Una vita perfetta, penserai. Più semplicemente, me la godevo giorno per giorno. Le difficoltà non mancavano, ma le avrei sapute affrontare, con un ottimismo ed una positività che mi aiutavano a non perdere mai il mio sorriso. E adesso c’era lei, che aveva reso la mia vita completa. Era perfetta per me, l’unica che potesse starmi accanto, come se mi fosse stata cucita addosso, per darmi tutto ciò che non avevo, e che avevo sempre desiderato. Con lei potevo condividere tutto, essere me stesso. Se mi fossi fermato un attimo, in uno dei nostri momenti, quelli che nessuno avrebbe mai potuto portarci via, ad ascoltare il silenzio che ci avvolgeva, avrei sentito i nostri cuori battere all’unisono, fermarsi per un istante quando i nostri nasi si sfioravano, per poi accelerare nel momento in cui le nostre labbra si univano. Quando lei sorrideva, sorridevo anch’io, quasi istintivamente, con il cuore avvolto da un calore indescrivibile, un misto di gioia, pace, amore. Era il mio paradiso. Ma la vita delle volte ti delude, distrugge tutto ciò che hai costruito. Tutto.”

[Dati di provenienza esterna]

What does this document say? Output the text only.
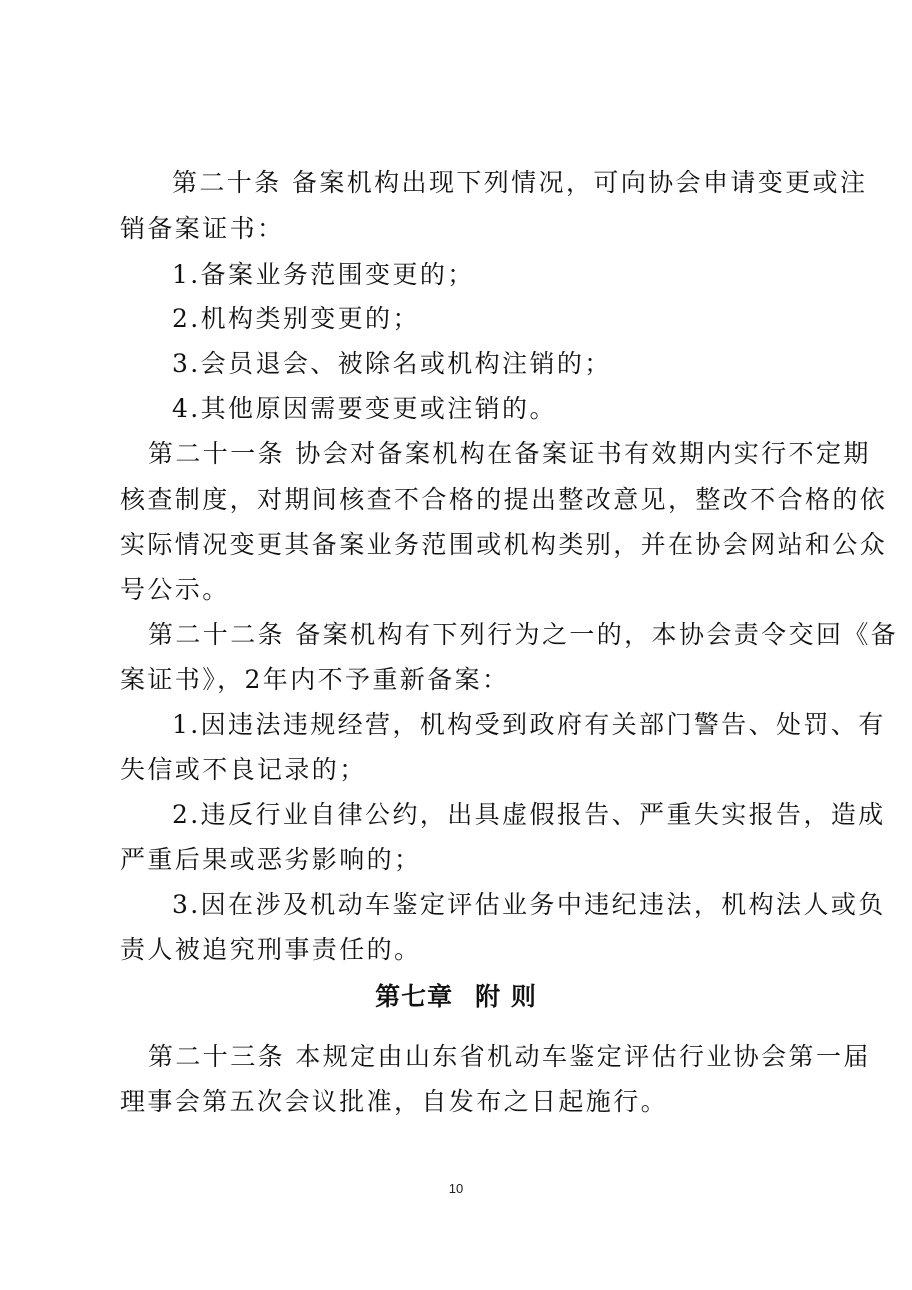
第二十条 备案机构出现下列情况，可向协会申请变更或注

销备案证书：

1.备案业务范围变更的；

2.机构类别变更的；

3.会员退会、被除名或机构注销的；

4.其他原因需要变更或注销的。

第二十一条 协会对备案机构在备案证书有效期内实行不定期

核查制度，对期间核查不合格的提出整改意见，整改不合格的依

实际情况变更其备案业务范围或机构类别，并在协会网站和公众

号公示。

第二十二条 备案机构有下列行为之一的，本协会责令交回《备

案证书》，2年内不予重新备案：

1.因违法违规经营，机构受到政府有关部门警告、处罚、有

失信或不良记录的；

2.违反行业自律公约，出具虚假报告、严重失实报告，造成

严重后果或恶劣影响的；

3.因在涉及机动车鉴定评估业务中违纪违法，机构法人或负

责人被追究刑事责任的。

第七章 附 则

第二十三条 本规定由山东省机动车鉴定评估行业协会第一届

理事会第五次会议批准，自发布之日起施行。

10
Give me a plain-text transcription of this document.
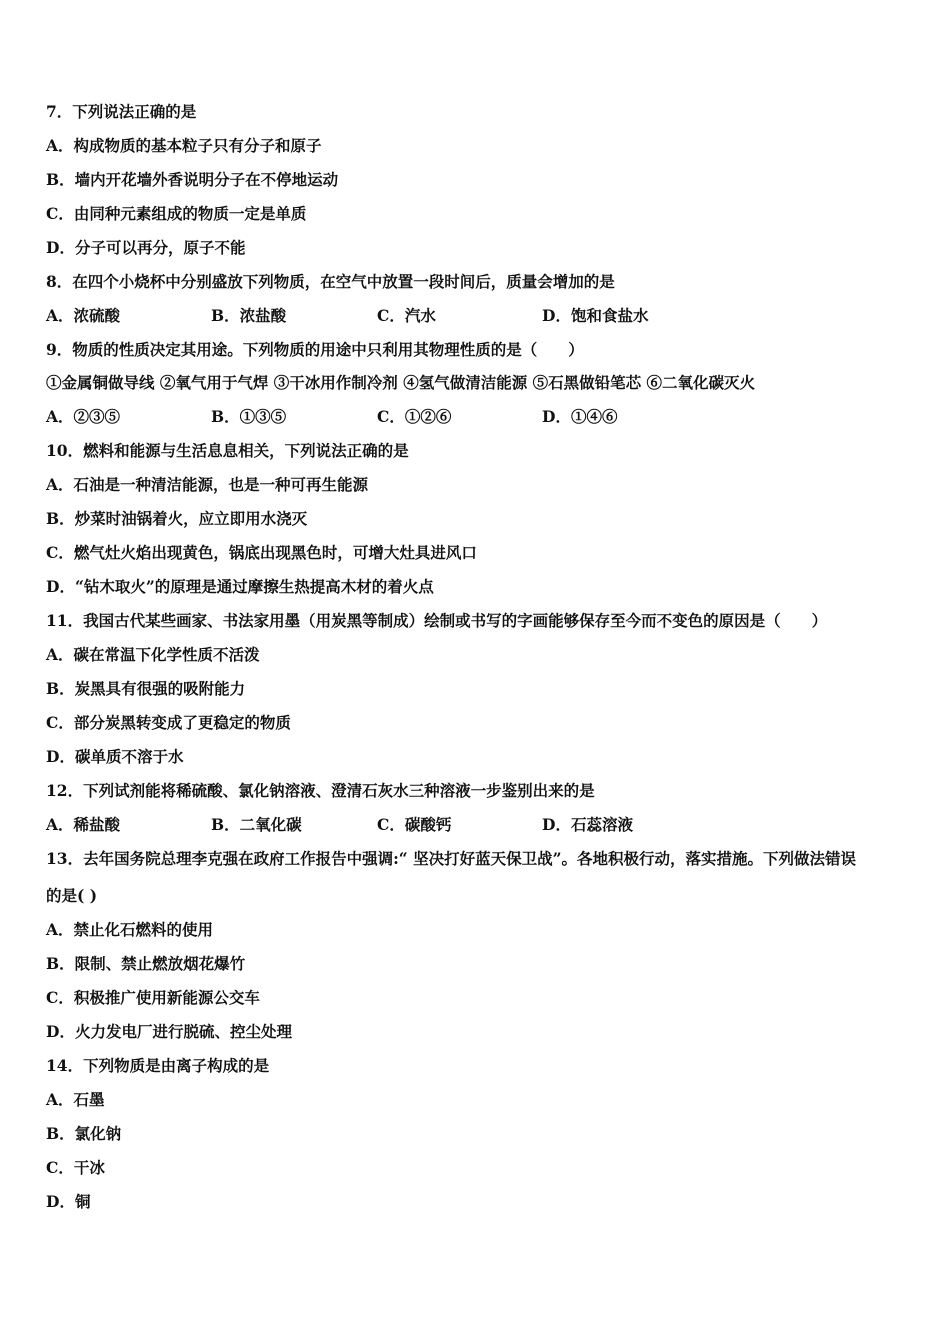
7．下列说法正确的是
A．构成物质的基本粒子只有分子和原子
B．墙内开花墙外香说明分子在不停地运动
C．由同种元素组成的物质一定是单质
D．分子可以再分，原子不能
8．在四个小烧杯中分别盛放下列物质，在空气中放置一段时间后，质量会增加的是
A．浓硫酸	B．浓盐酸	C．汽水	D．饱和食盐水
9．物质的性质决定其用途。下列物质的用途中只利用其物理性质的是（　　）
①金属铜做导线 ②氧气用于气焊 ③干冰用作制冷剂 ④氢气做清洁能源 ⑤石黑做铅笔芯 ⑥二氧化碳灭火
A．②③⑤	B．①③⑤	C．①②⑥	D．①④⑥
10．燃料和能源与生活息息相关，下列说法正确的是
A．石油是一种清洁能源，也是一种可再生能源
B．炒菜时油锅着火，应立即用水浇灭
C．燃气灶火焰出现黄色，锅底出现黑色时，可增大灶具进风口
D．“钻木取火”的原理是通过摩擦生热提高木材的着火点
11．我国古代某些画家、书法家用墨（用炭黑等制成）绘制或书写的字画能够保存至今而不变色的原因是（　　）
A．碳在常温下化学性质不活泼
B．炭黑具有很强的吸附能力
C．部分炭黑转变成了更稳定的物质
D．碳单质不溶于水
12．下列试剂能将稀硫酸、氯化钠溶液、澄清石灰水三种溶液一步鉴别出来的是
A．稀盐酸	B．二氧化碳	C．碳酸钙	D．石蕊溶液
13．去年国务院总理李克强在政府工作报告中强调:“ 坚决打好蓝天保卫战”。各地积极行动，落实措施。下列做法错误
的是( )
A．禁止化石燃料的使用
B．限制、禁止燃放烟花爆竹
C．积极推广使用新能源公交车
D．火力发电厂进行脱硫、控尘处理
14．下列物质是由离子构成的是
A．石墨
B．氯化钠
C．干冰
D．铜
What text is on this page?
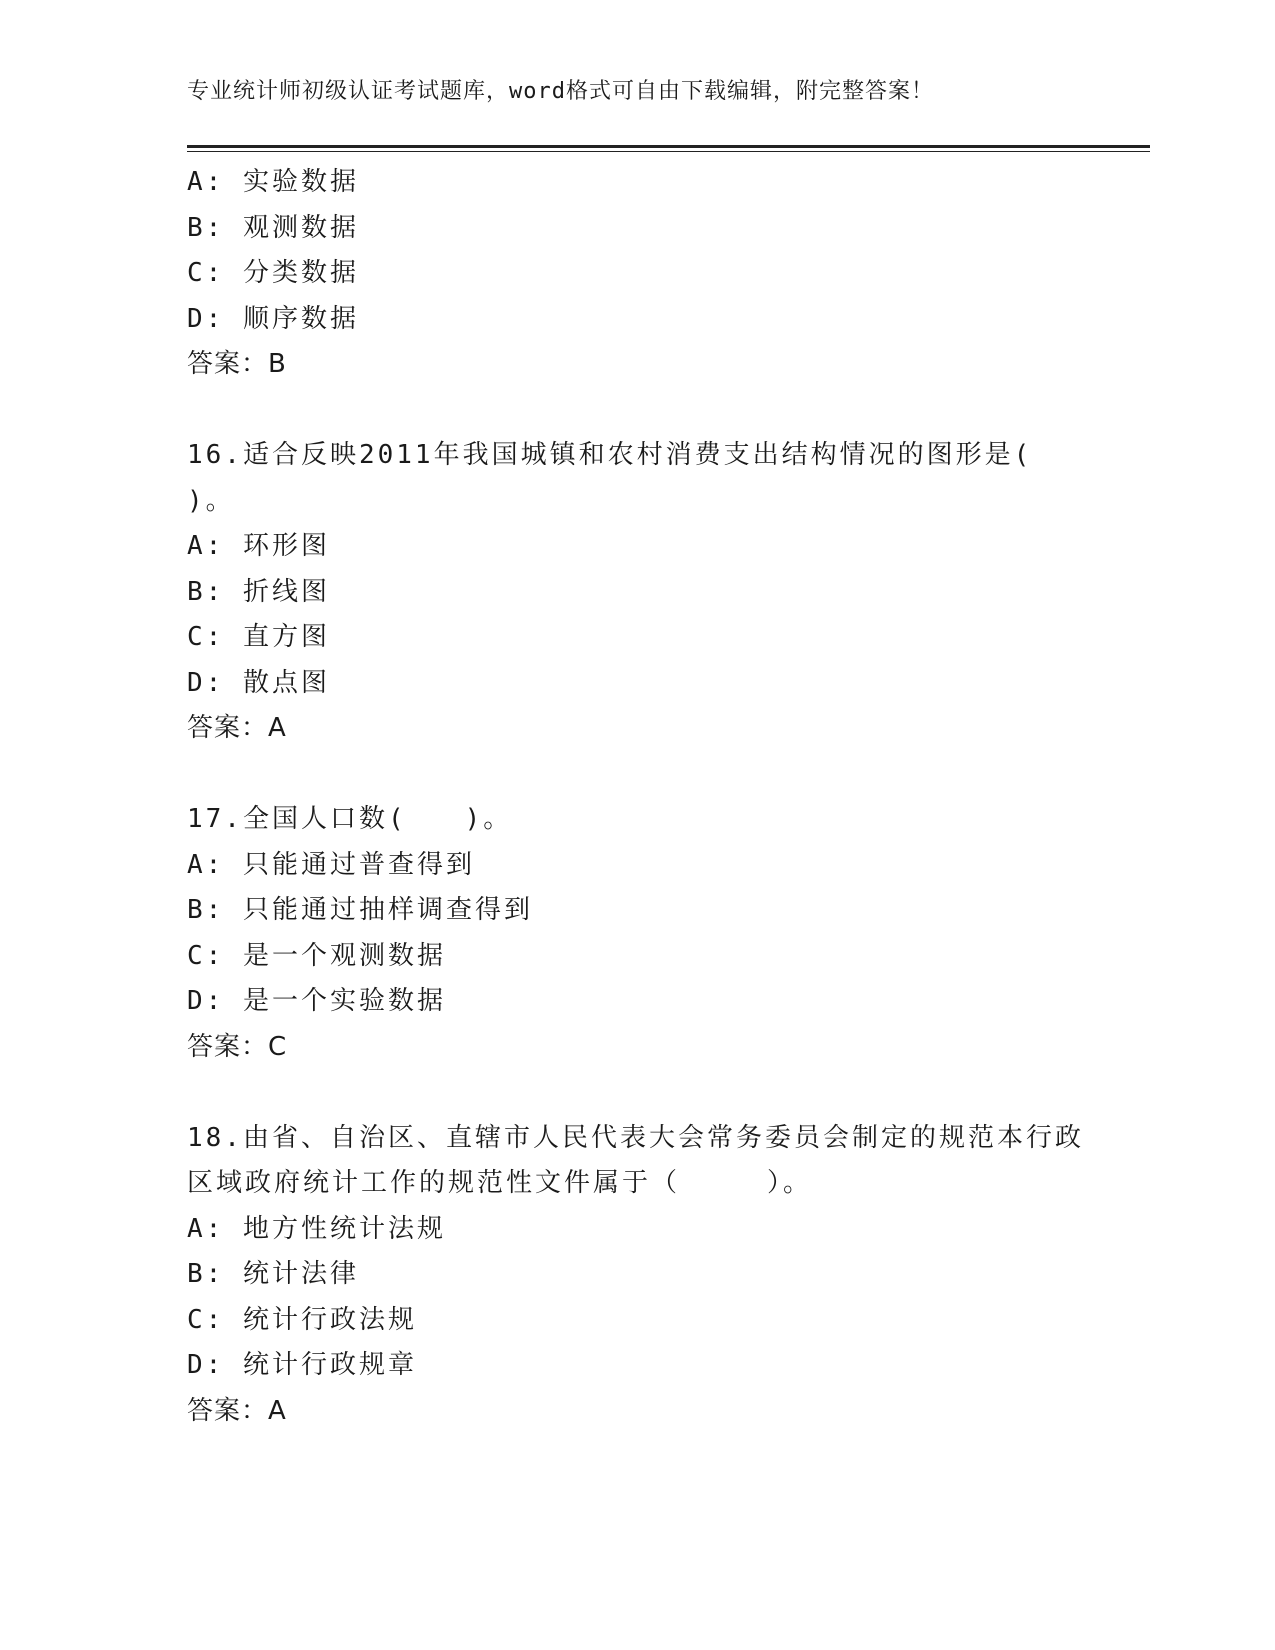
专业统计师初级认证考试题库，word格式可自由下载编辑，附完整答案！
A: 实验数据
B: 观测数据
C: 分类数据
D: 顺序数据
答案：B
16.适合反映2011年我国城镇和农村消费支出结构情况的图形是(
)。
A: 环形图
B: 折线图
C: 直方图
D: 散点图
答案：A
17.全国人口数(　　)。
A: 只能通过普查得到
B: 只能通过抽样调查得到
C: 是一个观测数据
D: 是一个实验数据
答案：C
18.由省、自治区、直辖市人民代表大会常务委员会制定的规范本行政
区域政府统计工作的规范性文件属于（　　　）。
A: 地方性统计法规
B: 统计法律
C: 统计行政法规
D: 统计行政规章
答案：A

Nello stesso istante in cui il mio sguardo le ha incontrate, queste parole mi hanno trafitto, più violente di un colpo in pieno petto, gelide, come spilli conficcati nella mia carne. Avevo i brividi, e sentivo una strana sensazione di angoscia farsi largo, pian piano, dentro di me. Letteralmente terrorizzato, ho preferito posare tutto e provare a dormire, ma ovviamente senza alcun risultato. Adesso vorrei continuare, capire a cosa quelle parole si riferissero, ma ormai è troppo tardi. La ronda di stanotte sarà di sicuro particolarmente attenta ai miei movimenti, e non posso farmi scoprire. Mi toccherà dormire davvero, almeno per stanotte, domani si vedrà.

1 febbraio, ore 14.00.
Sono in lotta aperta con questi dannati medici. Non ne posso più, davvero! Non mi lasciano più nemmeno il tempo di respirare. Mi sono chiuso in bagno, per protesta. Non sono riuscito a leggere nemmeno una pagina del diario oggi, a causa dei loro soffocanti controlli. Almeno così avrò un po’ di tempo per me, per scrivere in pace. Possono stare qui fuori a sbraitare per quanto vogliono, io non esco. Stamattina ho avuto una reazione parecchio violenta, lo ammetto. Ma mi ci hanno portato loro. Hanno addirittura controllato se ingoiassi o meno le pillole, ed ho dovuto obbligatoriamente farlo. Ma subito dopo ho cominciato ad urlar loro contro, a dire che così non mi aiutano, che odio questo posto e tutti loro, che non voglio parlare con nessuno. Hanno provato in tutti i modi a farmi calmare, ma ero proprio furioso. Quando mi sono reso conto, percependo una strana occhiata tra un infermiere e un medico, che mi avrebbero somministrato dei calmanti, mi sono chiuso in bagno. Allora hanno provato a tranquillizzarmi, a dire che non mi avrebbero fatto niente, che non devo fare così e vederli come dei nemici, perché loro vogliono solo il mio bene, che io abbia una vita felice. Ma ho risposto che non me ne faccio nulla del loro interesse, che la mia vita non ha senso, che la mia non è una vera vita. A questo punto, per la prima volta da quando ricordo, ho sentito pronunciare il mio nome. Dicevano “calmati, Leo, non fare così”, o qualcosa di simile. Non sono riuscito a trattenere le lacrime, e sono crollato sul pavimento. “Come potete aiutare qualcuno che non conosce neanche il suo nome?”, ho domandato io, in preda alla disperazione. Loro hanno continuato a chiamarmi, a dirmi che il mio nome era Leo Stevens, e che presto lo avrei ricordato, che avrei ricominciato a vivere. La situazione è rimasta invariata per ore, tra urla, pianti, ed innumerevoli tentativi di farmi uscire. Io sono rimasto qui, accucciato davanti alla porta, a scrivere, senza nemmeno rispondere più alle loro sollecitazioni. E da qui non me ne vado.